URBAN EVOLUTION (Heterotopia #070129)

 
Urban Evolution site specific performance from Mark Kammerbauer on Vimeo.
Cities are examples of how building, destroying, and rebuilding occur over and over again. Such processes that can be triggered by crisis, disaster and other societal, political or market phenomena or actors. However, how can such processes become an experience to be perceived by others? Urban Evolution intends to answer this question within a performance in public space on the Theaterplatz square in Weimar, Germany, developed in the context of a research project at the Bauhaus Universität Weimar. By doing so we reimagined a quasi-historic process of cycles of rebuilding, demolition and rebuilding again and again that remains invisible unless some sort of signs indicate this process. European cities may actually be a case in point, considering wartime destruction and postwar modernist planning schemes that drastically altered historic cityscapes. Yet, while physical or social traces may remain, the context was hardly the design of memory or history as a creative practice, and the resulting void was coincidental. Therefore, there is a need to go beyond such examples and research whether transferable models of such processes can be established to better understand their design relevance.

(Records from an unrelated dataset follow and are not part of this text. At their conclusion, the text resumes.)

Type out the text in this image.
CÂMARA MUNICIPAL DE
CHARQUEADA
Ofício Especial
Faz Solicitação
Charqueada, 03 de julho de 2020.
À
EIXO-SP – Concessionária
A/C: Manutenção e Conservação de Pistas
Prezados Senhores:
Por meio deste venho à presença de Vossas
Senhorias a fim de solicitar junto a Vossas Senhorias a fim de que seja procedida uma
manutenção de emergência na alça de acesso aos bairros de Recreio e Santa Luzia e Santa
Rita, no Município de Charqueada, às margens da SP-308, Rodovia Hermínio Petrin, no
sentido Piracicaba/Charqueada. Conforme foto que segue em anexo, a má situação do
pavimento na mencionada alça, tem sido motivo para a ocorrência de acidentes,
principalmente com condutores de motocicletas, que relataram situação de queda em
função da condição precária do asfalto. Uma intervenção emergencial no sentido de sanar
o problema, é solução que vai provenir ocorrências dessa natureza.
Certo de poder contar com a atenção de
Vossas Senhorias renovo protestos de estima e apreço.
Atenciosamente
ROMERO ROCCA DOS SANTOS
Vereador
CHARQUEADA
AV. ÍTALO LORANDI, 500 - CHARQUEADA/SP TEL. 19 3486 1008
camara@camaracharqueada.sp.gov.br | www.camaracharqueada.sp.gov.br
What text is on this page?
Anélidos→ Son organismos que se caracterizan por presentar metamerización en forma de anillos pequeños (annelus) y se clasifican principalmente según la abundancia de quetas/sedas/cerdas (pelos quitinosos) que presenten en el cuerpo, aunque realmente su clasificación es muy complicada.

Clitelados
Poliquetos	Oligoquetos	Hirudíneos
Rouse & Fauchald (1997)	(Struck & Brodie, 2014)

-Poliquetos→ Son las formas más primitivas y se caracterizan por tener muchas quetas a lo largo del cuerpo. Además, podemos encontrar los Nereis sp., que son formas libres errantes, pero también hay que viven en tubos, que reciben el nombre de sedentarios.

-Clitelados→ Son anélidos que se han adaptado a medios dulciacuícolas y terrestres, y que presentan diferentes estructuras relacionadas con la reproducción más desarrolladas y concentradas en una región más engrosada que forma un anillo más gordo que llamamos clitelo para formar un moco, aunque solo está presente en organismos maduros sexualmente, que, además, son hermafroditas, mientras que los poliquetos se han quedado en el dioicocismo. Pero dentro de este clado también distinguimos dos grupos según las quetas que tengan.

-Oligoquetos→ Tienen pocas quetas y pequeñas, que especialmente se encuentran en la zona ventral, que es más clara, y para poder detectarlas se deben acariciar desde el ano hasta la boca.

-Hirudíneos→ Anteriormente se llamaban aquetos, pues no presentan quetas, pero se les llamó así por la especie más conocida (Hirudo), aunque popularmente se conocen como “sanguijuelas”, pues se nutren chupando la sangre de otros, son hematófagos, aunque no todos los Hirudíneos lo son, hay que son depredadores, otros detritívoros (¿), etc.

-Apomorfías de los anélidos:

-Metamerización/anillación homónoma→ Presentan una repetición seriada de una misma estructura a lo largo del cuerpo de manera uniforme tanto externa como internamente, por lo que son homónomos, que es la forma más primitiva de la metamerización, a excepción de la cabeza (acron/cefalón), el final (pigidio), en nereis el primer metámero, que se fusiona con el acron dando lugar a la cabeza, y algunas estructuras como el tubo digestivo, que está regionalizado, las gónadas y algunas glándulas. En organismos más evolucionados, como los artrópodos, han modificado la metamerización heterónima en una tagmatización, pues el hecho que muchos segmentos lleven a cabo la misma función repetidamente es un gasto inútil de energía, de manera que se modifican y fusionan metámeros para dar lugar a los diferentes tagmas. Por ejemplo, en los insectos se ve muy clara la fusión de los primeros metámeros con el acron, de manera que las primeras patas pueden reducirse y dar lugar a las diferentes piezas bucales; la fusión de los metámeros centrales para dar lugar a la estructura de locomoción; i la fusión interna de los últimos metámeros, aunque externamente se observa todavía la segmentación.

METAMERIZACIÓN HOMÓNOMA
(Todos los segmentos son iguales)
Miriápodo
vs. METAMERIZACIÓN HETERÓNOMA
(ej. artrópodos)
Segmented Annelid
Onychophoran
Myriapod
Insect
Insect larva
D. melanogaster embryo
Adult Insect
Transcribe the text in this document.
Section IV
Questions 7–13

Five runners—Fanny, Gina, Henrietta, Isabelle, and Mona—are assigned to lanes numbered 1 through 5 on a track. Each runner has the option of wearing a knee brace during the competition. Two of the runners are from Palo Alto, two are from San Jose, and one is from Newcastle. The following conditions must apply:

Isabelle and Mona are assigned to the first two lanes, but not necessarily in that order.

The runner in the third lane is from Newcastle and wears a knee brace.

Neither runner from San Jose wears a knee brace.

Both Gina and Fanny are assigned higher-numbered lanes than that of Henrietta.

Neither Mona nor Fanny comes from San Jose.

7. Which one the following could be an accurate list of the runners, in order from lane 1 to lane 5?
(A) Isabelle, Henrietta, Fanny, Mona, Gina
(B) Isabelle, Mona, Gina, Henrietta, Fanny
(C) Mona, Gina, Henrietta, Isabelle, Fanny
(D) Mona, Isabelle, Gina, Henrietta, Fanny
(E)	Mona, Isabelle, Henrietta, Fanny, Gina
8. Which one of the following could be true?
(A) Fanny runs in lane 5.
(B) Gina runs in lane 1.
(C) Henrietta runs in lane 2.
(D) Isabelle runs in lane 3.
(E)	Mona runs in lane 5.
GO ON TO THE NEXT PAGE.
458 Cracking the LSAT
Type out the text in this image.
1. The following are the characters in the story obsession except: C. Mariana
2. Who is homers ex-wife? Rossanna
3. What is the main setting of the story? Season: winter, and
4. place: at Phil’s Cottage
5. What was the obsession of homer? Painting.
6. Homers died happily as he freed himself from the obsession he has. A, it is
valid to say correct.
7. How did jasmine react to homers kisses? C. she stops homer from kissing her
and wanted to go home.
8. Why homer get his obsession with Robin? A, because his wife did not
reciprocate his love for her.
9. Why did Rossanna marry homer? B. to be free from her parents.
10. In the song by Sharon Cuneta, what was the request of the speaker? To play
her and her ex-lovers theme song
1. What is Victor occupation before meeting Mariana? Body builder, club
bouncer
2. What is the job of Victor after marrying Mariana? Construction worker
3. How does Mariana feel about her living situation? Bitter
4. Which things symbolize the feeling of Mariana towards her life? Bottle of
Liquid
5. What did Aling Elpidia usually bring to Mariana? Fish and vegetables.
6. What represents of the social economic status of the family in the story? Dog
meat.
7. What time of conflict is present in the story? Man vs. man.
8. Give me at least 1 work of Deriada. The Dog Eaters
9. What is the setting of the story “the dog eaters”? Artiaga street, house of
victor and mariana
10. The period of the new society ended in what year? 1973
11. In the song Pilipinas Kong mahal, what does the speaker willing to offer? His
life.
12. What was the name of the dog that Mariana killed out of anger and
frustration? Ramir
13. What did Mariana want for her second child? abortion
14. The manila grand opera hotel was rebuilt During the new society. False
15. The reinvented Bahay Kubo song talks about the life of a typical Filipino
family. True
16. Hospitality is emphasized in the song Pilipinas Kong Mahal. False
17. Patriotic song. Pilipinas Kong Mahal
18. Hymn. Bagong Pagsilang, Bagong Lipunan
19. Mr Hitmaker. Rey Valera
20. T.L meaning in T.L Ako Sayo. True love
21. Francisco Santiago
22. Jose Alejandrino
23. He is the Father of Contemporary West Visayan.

The Urban Evolution performance consists of different steps including movement, climax and void. These steps are indicated by signs of their occurrence – „scar tissue“, perhaps – that are marked on the surface of the square with chalk. Structures measuring 3.5 x 3.5 x 7 feet made of wood frame lined with cardboard are „manned“ by one person each who moves them from the inside along the square. Chalk tracings are drawn on the paving from inside the structures. The structures move in steps towards a climax of maximum density – a speculative pre-existing condition. They then withdraw from the square completely, laying bare a resultant condition of removal as a post-event situation. The spatial void becomes complicit to the documentation of its appearance as the chalk signs marked on the surface of the square indicate the action of removal, until rainfall washed them away. Within the Urban Evolution performance, the void becomes perceivable as well as the action that preceded and generated it (Javier Barona, Mark Kammerbauer, Arne Löper).